Tellement contre-productif!

On cherche ses mots pour qualifier certains changements apportés par le ministre de l’Immigration, Simon Jolin-Barrette, au Programme de l’expérience québécoise (PEQ) dans le cadre de la réforme de l’immigration annoncée la semaine dernière : absurdes, dépassés, injustes, contre-productifs…

Dans les heures qui ont suivi l’annonce de la réforme, toute l’attention avait porté sur le fameux test des valeurs qui se révèle, finalement, plutôt inoffensif. Il a fallu attendre la sortie médiatique du réputé chercheur en intelligence artificielle (IA) Yoshua Bengio pour saisir l’ampleur de la bêtise que le gouvernement Legault est sur le point de commettre en restreignant l’accès accéléré au certificat de sélection du Québec aux seuls travailleurs et étudiants étrangers de certains secteurs d’emploi, même pour ceux qui vivent déjà chez nous.

La version originale du Programme de l’expérience québécoise (PEQ) a été imaginée par le gouvernement de Jean Charest devant le constat que trop d’étudiants étrangers choisissaient de partir à la fin de leurs études. Une sorte de gaspillage de ressources pour le Québec. On a donc voulu tenter d’en retenir un plus grand nombre en permettant à tout étudiant ayant terminé ses études avec succès de recevoir plus rapidement le certificat de sélection du Québec nécessaire à l’obtention du statut de résident permanent.

Aujourd’hui, Québec recule en limitant l’accès à ce programme aux seuls étudiants inscrits dans l’une ou l’autre des disciplines considérées comme étant prioritaires. Pourquoi ces disciplines et pas les autres ? Qui aurait pu prévoir, en 2010, que l’industrie du jeu vidéo embaucherait autant de jeunes en 2019 ? Que l’intelligence artificielle acquerrait le statut d’industrie de pointe à Montréal ?

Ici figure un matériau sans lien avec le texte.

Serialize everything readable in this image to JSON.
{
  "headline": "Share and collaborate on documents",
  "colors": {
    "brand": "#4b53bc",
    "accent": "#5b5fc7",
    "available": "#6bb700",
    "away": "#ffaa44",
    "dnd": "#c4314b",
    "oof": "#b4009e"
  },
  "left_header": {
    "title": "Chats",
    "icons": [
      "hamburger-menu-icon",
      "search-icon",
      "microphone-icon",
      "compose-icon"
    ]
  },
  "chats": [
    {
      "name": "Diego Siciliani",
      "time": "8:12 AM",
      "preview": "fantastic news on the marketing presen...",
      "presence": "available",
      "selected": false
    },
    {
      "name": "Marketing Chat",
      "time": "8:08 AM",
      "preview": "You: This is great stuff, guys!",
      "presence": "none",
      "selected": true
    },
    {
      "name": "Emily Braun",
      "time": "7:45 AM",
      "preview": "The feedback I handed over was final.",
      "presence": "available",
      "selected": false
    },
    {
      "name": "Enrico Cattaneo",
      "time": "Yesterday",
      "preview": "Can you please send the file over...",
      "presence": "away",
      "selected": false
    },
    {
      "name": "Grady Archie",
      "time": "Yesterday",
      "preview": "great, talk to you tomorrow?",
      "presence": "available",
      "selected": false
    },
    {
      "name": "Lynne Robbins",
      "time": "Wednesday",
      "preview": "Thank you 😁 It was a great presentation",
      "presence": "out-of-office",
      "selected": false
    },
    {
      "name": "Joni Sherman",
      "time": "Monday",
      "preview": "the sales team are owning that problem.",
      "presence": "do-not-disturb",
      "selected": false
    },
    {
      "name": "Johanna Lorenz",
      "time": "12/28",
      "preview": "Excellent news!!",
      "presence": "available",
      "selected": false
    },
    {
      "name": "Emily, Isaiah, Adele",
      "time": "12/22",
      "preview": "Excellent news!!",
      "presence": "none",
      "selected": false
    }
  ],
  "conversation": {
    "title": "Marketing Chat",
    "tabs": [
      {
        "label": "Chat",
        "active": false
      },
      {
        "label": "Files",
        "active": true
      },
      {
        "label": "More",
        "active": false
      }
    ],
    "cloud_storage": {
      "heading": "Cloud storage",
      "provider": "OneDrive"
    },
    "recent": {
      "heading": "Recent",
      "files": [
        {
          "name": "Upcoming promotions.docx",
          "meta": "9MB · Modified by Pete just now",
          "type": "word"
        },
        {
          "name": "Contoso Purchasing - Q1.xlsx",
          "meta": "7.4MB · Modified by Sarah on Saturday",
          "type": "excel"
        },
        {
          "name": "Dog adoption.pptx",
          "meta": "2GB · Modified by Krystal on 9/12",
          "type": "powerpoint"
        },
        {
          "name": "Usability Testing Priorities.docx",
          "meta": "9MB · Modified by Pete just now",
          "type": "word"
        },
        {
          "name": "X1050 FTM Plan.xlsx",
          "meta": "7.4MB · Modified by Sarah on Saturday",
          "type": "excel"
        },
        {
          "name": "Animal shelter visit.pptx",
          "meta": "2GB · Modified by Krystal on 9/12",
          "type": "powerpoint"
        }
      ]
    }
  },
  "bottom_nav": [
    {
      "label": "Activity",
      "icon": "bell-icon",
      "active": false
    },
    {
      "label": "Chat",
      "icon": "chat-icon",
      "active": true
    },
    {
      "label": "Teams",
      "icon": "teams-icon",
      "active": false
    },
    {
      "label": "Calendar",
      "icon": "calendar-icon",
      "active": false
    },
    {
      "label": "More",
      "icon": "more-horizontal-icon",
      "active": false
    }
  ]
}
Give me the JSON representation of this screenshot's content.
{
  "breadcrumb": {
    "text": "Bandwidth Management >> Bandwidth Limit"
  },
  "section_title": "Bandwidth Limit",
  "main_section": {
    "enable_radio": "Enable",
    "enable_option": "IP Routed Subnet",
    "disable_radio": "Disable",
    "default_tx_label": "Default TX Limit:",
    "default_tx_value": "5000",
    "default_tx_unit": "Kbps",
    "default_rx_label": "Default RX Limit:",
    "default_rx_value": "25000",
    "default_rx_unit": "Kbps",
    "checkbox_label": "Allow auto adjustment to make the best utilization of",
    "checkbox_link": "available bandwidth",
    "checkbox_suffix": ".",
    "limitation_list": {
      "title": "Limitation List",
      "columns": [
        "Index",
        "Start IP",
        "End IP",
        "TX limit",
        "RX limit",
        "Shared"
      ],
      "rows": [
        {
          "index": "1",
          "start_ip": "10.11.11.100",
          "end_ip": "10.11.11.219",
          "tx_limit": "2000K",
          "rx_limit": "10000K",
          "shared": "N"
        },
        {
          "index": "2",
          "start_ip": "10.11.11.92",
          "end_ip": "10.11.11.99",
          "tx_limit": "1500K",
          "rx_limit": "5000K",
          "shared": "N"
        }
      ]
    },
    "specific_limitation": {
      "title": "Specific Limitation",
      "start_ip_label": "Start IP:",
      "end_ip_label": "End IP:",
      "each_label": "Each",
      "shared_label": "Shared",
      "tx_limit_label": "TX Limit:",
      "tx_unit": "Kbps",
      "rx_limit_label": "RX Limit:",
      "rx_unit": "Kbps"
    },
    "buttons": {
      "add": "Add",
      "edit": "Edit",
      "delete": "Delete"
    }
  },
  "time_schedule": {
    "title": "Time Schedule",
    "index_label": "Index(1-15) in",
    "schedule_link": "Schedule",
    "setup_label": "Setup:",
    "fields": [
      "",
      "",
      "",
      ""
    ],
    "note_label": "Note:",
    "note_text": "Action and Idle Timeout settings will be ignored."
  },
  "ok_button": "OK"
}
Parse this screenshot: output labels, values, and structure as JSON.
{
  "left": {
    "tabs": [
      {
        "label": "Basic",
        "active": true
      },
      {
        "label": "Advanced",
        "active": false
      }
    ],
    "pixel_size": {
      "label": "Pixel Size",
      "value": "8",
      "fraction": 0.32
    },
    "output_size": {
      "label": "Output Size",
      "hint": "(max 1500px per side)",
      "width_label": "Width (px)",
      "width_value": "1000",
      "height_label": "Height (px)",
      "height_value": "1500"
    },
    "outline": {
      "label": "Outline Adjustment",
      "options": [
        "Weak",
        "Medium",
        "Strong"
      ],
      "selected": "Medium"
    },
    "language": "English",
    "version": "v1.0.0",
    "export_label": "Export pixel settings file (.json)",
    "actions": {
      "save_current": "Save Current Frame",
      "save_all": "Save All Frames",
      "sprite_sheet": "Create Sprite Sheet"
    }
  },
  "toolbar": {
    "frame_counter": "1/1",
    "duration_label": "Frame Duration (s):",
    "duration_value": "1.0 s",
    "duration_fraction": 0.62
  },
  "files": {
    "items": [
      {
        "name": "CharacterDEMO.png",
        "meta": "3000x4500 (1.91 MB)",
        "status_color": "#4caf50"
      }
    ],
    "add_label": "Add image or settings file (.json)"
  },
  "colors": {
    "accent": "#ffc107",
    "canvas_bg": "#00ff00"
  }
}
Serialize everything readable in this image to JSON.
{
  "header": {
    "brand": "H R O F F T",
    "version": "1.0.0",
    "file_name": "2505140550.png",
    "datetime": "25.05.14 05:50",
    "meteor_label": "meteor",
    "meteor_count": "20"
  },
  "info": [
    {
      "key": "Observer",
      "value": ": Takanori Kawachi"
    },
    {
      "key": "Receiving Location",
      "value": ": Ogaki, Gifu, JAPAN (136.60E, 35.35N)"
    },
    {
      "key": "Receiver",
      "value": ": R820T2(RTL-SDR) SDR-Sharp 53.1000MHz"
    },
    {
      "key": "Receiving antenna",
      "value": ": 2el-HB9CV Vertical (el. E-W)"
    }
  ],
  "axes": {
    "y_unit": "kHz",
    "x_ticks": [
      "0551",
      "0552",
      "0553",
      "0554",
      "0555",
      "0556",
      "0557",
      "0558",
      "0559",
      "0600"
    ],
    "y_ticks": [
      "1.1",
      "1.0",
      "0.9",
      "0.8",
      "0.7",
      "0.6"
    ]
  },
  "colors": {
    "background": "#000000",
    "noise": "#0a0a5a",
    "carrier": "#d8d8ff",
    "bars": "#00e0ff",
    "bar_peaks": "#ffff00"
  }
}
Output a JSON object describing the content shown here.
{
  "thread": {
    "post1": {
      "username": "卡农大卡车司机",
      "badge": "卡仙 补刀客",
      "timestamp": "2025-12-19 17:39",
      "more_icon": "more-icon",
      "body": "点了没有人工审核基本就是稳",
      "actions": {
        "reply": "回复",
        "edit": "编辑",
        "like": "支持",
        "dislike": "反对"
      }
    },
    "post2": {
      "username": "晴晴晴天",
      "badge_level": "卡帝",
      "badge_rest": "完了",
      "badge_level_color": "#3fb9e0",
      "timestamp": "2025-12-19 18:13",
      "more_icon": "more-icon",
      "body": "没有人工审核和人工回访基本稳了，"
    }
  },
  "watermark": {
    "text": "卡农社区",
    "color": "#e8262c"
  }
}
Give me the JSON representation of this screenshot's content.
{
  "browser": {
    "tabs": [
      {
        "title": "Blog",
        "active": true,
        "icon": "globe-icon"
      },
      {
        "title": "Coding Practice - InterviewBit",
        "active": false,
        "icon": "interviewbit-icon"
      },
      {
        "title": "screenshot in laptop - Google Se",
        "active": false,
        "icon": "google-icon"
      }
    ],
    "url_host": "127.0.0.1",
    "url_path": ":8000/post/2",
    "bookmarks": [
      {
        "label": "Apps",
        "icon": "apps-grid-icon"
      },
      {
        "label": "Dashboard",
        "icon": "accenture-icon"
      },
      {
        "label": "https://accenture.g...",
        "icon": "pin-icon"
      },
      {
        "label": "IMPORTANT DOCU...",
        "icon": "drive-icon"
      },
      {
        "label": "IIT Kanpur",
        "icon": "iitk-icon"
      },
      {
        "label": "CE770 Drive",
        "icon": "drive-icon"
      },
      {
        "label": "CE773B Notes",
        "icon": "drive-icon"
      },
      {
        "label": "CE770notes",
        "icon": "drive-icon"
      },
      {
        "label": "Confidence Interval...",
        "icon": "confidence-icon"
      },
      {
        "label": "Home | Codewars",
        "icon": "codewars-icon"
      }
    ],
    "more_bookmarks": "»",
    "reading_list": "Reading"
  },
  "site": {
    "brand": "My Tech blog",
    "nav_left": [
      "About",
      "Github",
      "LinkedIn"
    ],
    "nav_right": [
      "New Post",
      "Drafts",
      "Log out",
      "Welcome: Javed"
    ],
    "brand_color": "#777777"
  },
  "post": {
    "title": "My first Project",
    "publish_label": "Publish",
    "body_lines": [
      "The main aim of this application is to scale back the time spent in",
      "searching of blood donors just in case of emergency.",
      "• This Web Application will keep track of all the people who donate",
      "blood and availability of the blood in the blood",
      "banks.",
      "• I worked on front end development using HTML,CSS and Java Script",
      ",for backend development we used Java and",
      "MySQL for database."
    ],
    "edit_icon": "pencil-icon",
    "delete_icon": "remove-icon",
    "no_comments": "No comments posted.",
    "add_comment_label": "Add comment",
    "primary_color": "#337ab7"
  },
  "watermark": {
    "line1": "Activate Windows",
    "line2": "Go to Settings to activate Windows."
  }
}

Rappelons-nous qu’à la fin des années 1990, on annonçait un important surplus d’infirmières, une erreur reprise par le gouvernement Bouchard qui encouragea financièrement des milliers d’entre elles et des centaines de médecins à prendre une retraite prématurée.

Et qui aurait pu prévoir il y a dix ans que le métier de journaliste (pourtant inscrit sur la liste du ministère) à La Presse serait menacé par Facebook ?


 
 

Un gouvernement est en droit de fixer des cibles et des priorités en matière d’immigration économique. Encore faut-il qu’il les explique en évitant de confondre préjugés et principes économiques.

Il manque de cuisiniers ou de soudeurs, accordons des points aux demandeurs du statut de résident permanent qui, de chez eux, n’ont pas encore obtenu leur visa d’étudiant ou de travailleur temporaire. Mais épargnons ceux qui sont déjà ici, même s’ils étudient dans un domaine peu recherché. De toute façon, qui dit que des milliers de postes disponibles ne seront pas pourvus par des gens qui ont une formation initiale différente ? Que les détenteurs d’un bac en droit ou en sociologie ne voudront pas ajouter d’autres cordes à leur arc après avoir constaté que leur premier choix n’était pas le meilleur ? Que la majorité des étudiants en musique ou en théâtre originaires de pays étrangers ne créeront pas leur propre emploi au lieu de quitter le Québec pour l’Ontario ?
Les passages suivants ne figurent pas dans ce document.